Le concessioni non si possono più fare, però l'AGENSAR deve fare questi lavori; io non so se li debba fare necessariamente l'AGENSAR, perché se li deve fare l'AGENSAR li faccia, se ha titolo, se ha merito, se è l'unica soluzione. La Regione ha stanziato 15 miliardi per un intervento in un'area socialmente bisognosa di questo intervento, vuole confermare questo intervento, si facciano gli interventi e si facciano nei modi dovuti. Perché deve essere il Consiglio regionale a fare per la prima volta - ed è un precedente secondo me pericolosissimo, delicato - una specie di concessione per legge. Se le regole dell'amministrazione consentono che questa sia la società che deve curare questi interventi, chi governa governi, affidi e risponda degli affidamenti, faccia le cose in regola.

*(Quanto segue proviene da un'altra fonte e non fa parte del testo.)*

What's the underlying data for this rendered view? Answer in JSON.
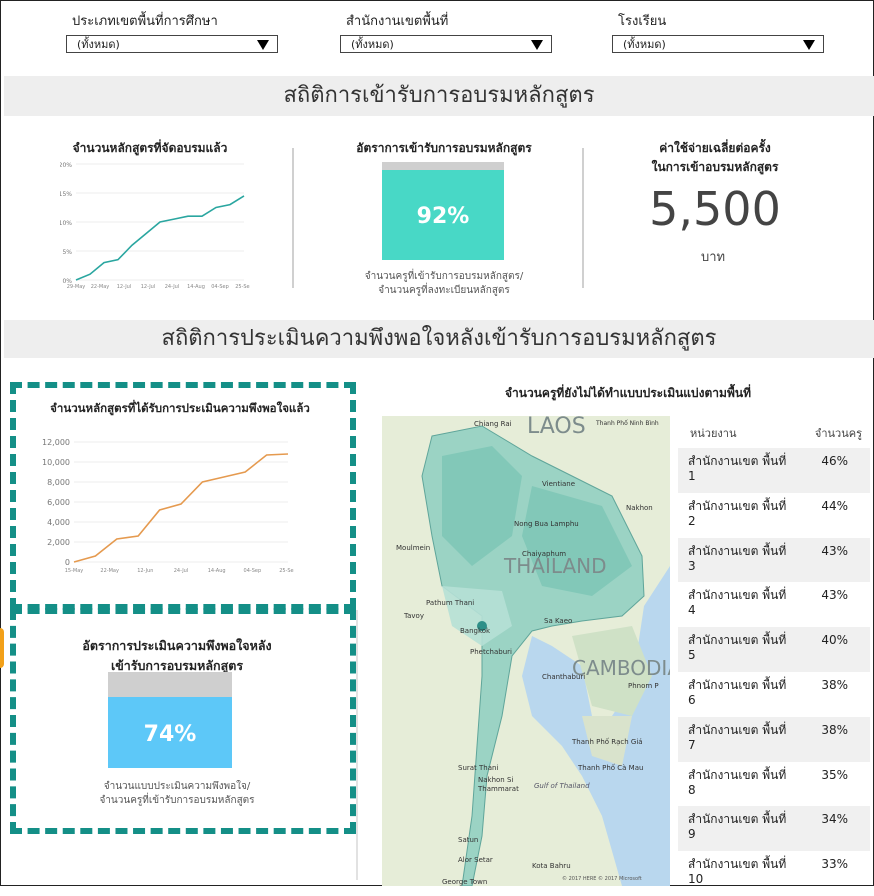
{
  "filters": [
    {
      "label": "ประเภทเขตพื้นที่การศึกษา",
      "value": "(ทั้งหมด)"
    },
    {
      "label": "สำนักงานเขตพื้นที่",
      "value": "(ทั้งหมด)"
    },
    {
      "label": "โรงเรียน",
      "value": "(ทั้งหมด)"
    }
  ],
  "section1": {
    "title": "สถิติการเข้ารับการอบรมหลักสูตร"
  },
  "kpi1": {
    "title": "จำนวนหลักสูตรที่จัดอบรมแล้ว",
    "yticks": [
      "20%",
      "15%",
      "10%",
      "5%",
      "0%"
    ],
    "xticks": [
      "29-May",
      "22-May",
      "12-Jul",
      "12-Jul",
      "24-Jul",
      "14-Aug",
      "04-Sep",
      "25-Sep"
    ]
  },
  "kpi2": {
    "title": "อัตราการเข้ารับการอบรมหลักสูตร",
    "value": "92%",
    "fraction": 0.92,
    "note_line1": "จำนวนครูที่เข้ารับการอบรมหลักสูตร/",
    "note_line2": "จำนวนครูที่ลงทะเบียนหลักสูตร"
  },
  "kpi3": {
    "title_line1": "ค่าใช้จ่ายเฉลี่ยต่อครั้ง",
    "title_line2": "ในการเข้าอบรมหลักสูตร",
    "value": "5,500",
    "unit": "บาท"
  },
  "section2": {
    "title": "สถิติการประเมินความพึงพอใจหลังเข้ารับการอบรมหลักสูตร"
  },
  "chart2": {
    "title": "จำนวนหลักสูตรที่ได้รับการประเมินความพึงพอใจแล้ว",
    "yticks": [
      "12,000",
      "10,000",
      "8,000",
      "6,000",
      "4,000",
      "2,000",
      "0"
    ],
    "xticks": [
      "15-May",
      "22-May",
      "12-Jun",
      "24-Jul",
      "14-Aug",
      "04-Sep",
      "25-Sep"
    ]
  },
  "kpi4": {
    "title_line1": "อัตราการประเมินความพึงพอใจหลัง",
    "title_line2": "เข้ารับการอบรมหลักสูตร",
    "value": "74%",
    "fraction": 0.74,
    "note_line1": "จำนวนแบบประเมินความพึงพอใจ/",
    "note_line2": "จำนวนครูที่เข้ารับการอบรมหลักสูตร"
  },
  "map": {
    "title": "จำนวนครูที่ยังไม่ได้ทำแบบประเมินแบ่งตามพื้นที่",
    "labels": [
      "Chiang Rai",
      "LAOS",
      "Thanh Phố Ninh Bình",
      "Vientiane",
      "Nakhon",
      "Nong Bua Lamphu",
      "Chaiyaphum",
      "THAILAND",
      "Pathum Thani",
      "Bangkok",
      "Sa Kaeo",
      "CAMBODIA",
      "Phnom P",
      "Surat Thani",
      "Nakhon Si Thammarat",
      "Gulf of Thailand",
      "Kota Bahru",
      "Moulmein",
      "Tavoy",
      "Phetchaburi",
      "Chanthaburi",
      "Thanh Phố Rạch Giá",
      "Thanh Phố Cà Mau",
      "Alor Setar",
      "Satun",
      "George Town",
      "© 2017 HERE  © 2017 Microsoft"
    ]
  },
  "table": {
    "headers": [
      "หน่วยงาน",
      "จำนวนครู"
    ],
    "rows": [
      {
        "name": "สำนักงานเขต พื้นที่ 1",
        "value": "46%"
      },
      {
        "name": "สำนักงานเขต พื้นที่ 2",
        "value": "44%"
      },
      {
        "name": "สำนักงานเขต พื้นที่ 3",
        "value": "43%"
      },
      {
        "name": "สำนักงานเขต พื้นที่ 4",
        "value": "43%"
      },
      {
        "name": "สำนักงานเขต พื้นที่ 5",
        "value": "40%"
      },
      {
        "name": "สำนักงานเขต พื้นที่ 6",
        "value": "38%"
      },
      {
        "name": "สำนักงานเขต พื้นที่ 7",
        "value": "38%"
      },
      {
        "name": "สำนักงานเขต พื้นที่ 8",
        "value": "35%"
      },
      {
        "name": "สำนักงานเขต พื้นที่ 9",
        "value": "34%"
      },
      {
        "name": "สำนักงานเขต พื้นที่ 10",
        "value": "33%"
      }
    ]
  },
  "colors": {
    "teal": "#48d8c6",
    "blue": "#5dc8f8",
    "line1": "#2aa6a0",
    "line2": "#e59a4f",
    "dash": "#148f87"
  },
  "chart_data": [
    {
      "type": "line",
      "title": "จำนวนหลักสูตรที่จัดอบรมแล้ว",
      "ylim": [
        0,
        20
      ],
      "x": [
        "29-May",
        "22-May",
        "12-Jul",
        "12-Jul",
        "24-Jul",
        "14-Aug",
        "04-Sep",
        "25-Sep"
      ],
      "values": [
        0,
        1,
        3,
        3.5,
        6,
        8,
        10,
        10.5,
        11,
        11,
        12.5,
        13,
        14.5
      ]
    },
    {
      "type": "line",
      "title": "จำนวนหลักสูตรที่ได้รับการประเมินความพึงพอใจแล้ว",
      "ylim": [
        0,
        12000
      ],
      "x": [
        "15-May",
        "22-May",
        "12-Jun",
        "24-Jul",
        "14-Aug",
        "04-Sep",
        "25-Sep"
      ],
      "values": [
        0,
        600,
        2300,
        2600,
        5200,
        5800,
        8000,
        8500,
        9000,
        10700,
        10800
      ]
    }
  ]
}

Che ne so, io legislatore, io consigliere regionale, di quali sono gli affidamenti, di quali sono i requisiti, di quali sono le condizioni per cui si affida per legge a una società l'incarico di attuare degli interventi? Io non conosco precedenti del genere. In questa legge si dice che per legge si affidano i lavori a una società, può essere la migliore del mondo, allora la si chiami e faccia i lavori, ma la chiami chi governa, chi ha il compito di fare queste cose. Che c'entra il Consiglio regionale che è un organo legislativo? Però sento dire che ci sarebbe un emendamento; noi stiamo discutendo la legge, però c'è già un emendamento.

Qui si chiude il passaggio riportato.